The Seventh Circuit recently held that the federal Higher Education Act does not preempt state law consumer protection and tort claims where student loan servicers made affirmative misrepresentations to borrowers regarding repayment options. As such, student loan servicers should be aware that representations they make to borrowers may be subject to state consumer protection laws.
The Seventh Circuit, in Nelson v. Great Lakes Educational Loan Services Inc., No. 18-1531 (7th Cir. June 27, 2019), reversed the dismissal of a class action brought by student loan borrowers alleging that their loan servicer misled them regarding their repayment options. The plaintiff, Nelson, alleged that her loan servicer—which communicated with borrowers about the repayment of their loans and assisted borrowers with alternative repayment plans—steered borrowers away from income-driven repayment plans and towards more burdensome options like forbearance.
When Nelson contacted Great Lakes about alternative repayment plans, a Great Lakes representative did not inform her of income-driven repayment plans that were available, and instead steered her towards forbearance. Nelson argued that forbearance was not appropriate for borrowers experiencing long‑term financial difficulties like those she was facing, and that Great Lakes intentionally steered her away from other plans that would have been more appropriate for her situation.
Nelson brought claims for violations of Illinois’s Consumer Fraud and Deceptive Business Practices Act, as well as claims for fraud and negligent misrepresentation under Illinois common law. The district court granted dismissal in favor of Great Lakes, finding that each of Nelson’s claims were premised on Great Lakes allegedly failing to disclose certain information to her, and were thus preempted by the federal Higher Education Act (“HEA”) because the HEA expressly provides that student loan servicers are “not  subject to any disclosure requirements of any State Law.” (See 20 U.S.C. § 1098g.)
The Seventh Circuit, however, held that the district court’s ruling was overly broad, and drew a distinction between a failure to disclose and an affirmative misrepresentation.
When a loan servicer holds itself out to a borrower as having experts who work for her, tells her that she does not need to look elsewhere for advice, and tells her that its experts know what options are in her best interest, those statements, when untrue, cannot be treated by courts as mere failures to disclose information. Those are affirmative misrepresentations, not failures to disclose.
As such, the court held that the HEA does not preempt the state law consumer protection and tort claims of a borrower who reasonably relied on a loan servicer’s representations.

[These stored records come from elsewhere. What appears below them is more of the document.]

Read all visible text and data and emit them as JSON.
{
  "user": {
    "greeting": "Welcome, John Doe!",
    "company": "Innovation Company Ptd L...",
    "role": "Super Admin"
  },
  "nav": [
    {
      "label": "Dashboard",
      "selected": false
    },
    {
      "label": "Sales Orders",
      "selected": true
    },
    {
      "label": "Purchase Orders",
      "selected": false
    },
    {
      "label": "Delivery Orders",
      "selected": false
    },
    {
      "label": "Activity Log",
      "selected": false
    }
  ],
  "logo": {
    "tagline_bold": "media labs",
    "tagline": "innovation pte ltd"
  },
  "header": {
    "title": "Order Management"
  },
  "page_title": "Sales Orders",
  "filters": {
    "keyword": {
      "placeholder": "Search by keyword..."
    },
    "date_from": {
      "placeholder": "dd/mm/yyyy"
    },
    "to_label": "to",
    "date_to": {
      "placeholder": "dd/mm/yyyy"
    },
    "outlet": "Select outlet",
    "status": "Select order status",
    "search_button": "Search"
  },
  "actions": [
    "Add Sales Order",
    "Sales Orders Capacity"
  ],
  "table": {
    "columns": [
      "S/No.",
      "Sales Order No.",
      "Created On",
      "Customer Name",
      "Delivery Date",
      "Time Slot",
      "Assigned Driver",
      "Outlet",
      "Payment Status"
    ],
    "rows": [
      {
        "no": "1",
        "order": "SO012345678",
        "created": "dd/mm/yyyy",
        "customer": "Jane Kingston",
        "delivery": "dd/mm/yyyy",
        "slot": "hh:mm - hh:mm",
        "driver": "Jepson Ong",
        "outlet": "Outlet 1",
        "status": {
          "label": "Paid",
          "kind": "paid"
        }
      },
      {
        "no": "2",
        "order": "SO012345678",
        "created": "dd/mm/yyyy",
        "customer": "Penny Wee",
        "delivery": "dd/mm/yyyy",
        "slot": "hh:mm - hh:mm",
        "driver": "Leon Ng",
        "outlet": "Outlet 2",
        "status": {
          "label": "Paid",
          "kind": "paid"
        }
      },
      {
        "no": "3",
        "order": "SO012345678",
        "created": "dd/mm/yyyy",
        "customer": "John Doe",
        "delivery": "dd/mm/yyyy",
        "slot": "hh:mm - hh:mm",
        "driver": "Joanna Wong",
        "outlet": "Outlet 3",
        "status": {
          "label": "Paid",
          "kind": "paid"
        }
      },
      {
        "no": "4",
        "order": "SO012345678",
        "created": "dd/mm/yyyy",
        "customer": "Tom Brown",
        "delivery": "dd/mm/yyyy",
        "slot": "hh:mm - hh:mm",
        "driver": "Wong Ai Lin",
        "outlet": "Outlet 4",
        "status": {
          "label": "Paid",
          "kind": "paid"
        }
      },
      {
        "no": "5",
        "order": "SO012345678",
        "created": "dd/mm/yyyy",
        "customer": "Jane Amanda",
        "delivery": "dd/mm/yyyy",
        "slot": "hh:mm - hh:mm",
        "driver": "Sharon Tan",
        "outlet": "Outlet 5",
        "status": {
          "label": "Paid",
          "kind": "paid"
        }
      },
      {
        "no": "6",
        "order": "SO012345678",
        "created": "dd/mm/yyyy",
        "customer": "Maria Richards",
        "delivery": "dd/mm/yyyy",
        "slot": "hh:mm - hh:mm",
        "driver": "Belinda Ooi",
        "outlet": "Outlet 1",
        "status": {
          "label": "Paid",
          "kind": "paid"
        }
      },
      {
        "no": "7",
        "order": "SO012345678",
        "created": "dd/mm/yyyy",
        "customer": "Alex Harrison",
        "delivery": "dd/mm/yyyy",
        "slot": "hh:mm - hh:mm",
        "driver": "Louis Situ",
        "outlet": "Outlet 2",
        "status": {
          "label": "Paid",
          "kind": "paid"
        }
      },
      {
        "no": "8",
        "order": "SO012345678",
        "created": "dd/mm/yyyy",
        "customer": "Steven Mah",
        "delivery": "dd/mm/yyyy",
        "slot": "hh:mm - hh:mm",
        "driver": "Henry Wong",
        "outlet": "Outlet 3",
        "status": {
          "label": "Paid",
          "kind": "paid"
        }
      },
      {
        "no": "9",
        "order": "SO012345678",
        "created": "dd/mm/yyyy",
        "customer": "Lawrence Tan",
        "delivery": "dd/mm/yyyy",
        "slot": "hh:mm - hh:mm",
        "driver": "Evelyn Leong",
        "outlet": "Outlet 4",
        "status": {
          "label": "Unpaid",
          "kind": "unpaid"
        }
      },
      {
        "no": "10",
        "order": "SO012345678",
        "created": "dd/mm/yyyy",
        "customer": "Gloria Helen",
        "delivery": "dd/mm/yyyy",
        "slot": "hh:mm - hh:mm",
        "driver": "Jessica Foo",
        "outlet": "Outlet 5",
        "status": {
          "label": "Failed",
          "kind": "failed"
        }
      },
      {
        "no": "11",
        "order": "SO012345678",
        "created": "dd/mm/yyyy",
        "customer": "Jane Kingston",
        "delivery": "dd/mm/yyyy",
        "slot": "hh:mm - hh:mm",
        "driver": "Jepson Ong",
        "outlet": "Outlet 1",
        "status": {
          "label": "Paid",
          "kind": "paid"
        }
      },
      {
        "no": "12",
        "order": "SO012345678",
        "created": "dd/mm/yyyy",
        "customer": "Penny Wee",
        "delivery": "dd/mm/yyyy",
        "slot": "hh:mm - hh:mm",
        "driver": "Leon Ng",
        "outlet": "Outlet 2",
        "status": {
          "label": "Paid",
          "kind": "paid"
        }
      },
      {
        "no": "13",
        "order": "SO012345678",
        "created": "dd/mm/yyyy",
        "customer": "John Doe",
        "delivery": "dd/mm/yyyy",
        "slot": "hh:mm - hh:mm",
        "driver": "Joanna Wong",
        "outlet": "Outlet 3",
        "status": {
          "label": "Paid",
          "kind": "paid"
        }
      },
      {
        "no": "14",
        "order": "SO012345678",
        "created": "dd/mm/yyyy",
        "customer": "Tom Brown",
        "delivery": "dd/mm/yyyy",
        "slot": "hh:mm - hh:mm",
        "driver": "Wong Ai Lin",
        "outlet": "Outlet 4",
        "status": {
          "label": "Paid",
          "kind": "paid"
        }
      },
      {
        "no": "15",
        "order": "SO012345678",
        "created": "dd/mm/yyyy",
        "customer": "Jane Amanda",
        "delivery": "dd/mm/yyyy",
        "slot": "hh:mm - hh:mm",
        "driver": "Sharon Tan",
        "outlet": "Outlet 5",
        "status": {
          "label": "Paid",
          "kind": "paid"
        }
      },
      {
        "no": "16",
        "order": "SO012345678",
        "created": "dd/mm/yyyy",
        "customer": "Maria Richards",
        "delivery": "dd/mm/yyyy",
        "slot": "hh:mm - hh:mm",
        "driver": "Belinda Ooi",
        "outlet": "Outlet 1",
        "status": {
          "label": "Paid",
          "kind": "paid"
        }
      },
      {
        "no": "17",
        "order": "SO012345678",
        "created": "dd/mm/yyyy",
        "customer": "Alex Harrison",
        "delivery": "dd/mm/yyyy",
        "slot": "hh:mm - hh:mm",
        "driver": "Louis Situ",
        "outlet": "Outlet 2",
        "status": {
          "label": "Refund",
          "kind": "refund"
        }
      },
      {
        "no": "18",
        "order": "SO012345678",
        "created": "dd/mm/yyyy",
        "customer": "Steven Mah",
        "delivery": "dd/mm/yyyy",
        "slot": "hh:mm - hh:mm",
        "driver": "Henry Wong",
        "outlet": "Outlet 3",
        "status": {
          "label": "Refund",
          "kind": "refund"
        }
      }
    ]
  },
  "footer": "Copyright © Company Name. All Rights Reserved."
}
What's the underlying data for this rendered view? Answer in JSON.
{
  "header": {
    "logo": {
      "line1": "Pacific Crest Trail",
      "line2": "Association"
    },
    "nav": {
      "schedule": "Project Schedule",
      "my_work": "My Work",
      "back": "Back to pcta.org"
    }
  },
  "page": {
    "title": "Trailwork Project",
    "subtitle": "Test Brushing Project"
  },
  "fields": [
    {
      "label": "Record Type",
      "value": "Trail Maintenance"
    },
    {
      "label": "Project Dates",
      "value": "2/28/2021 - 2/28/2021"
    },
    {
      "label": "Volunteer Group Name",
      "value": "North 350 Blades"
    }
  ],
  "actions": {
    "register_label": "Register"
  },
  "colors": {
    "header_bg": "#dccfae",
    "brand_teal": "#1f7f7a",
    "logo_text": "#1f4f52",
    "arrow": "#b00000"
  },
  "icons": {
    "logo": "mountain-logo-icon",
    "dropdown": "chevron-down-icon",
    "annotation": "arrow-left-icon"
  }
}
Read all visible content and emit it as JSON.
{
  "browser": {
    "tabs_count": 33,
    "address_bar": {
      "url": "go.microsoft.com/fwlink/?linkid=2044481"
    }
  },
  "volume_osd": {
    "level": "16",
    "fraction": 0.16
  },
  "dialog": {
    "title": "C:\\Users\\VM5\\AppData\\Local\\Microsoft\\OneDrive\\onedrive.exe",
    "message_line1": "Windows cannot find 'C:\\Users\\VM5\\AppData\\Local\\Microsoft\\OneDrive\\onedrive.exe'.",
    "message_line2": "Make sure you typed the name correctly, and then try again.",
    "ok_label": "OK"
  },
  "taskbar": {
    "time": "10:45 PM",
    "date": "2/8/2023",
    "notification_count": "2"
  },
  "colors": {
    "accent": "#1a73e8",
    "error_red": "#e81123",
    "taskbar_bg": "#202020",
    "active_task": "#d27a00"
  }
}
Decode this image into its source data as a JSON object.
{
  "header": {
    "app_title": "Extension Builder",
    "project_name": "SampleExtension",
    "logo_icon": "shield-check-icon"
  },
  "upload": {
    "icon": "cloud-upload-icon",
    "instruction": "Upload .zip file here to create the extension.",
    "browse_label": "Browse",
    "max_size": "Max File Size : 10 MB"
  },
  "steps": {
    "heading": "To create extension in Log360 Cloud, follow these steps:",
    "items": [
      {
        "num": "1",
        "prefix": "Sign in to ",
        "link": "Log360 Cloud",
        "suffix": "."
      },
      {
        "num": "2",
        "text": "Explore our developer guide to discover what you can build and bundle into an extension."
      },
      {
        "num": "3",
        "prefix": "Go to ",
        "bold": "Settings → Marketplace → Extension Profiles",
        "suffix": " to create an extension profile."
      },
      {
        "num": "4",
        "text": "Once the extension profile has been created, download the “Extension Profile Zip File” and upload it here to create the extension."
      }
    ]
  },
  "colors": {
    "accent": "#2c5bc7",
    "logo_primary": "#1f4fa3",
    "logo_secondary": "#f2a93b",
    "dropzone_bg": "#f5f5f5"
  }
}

As a result of this ruling, student loan servicers should be aware going forward that representations they make to borrowers regarding alternative repayment plans may very well be subject to state consumer protection laws. The Seventh Circuit’s ruling suggests that just because a representation by a student loan servicer involves the disclosure of information, it does not necessarily fall under the preemptive protections of the HEA which shield student loan servicers from complying with state disclosure requirements. Rather, in contrast to merely failing to make a disclosure that would otherwise have been required under state law, student loan servicers remain liable for affirmative misrepresentations.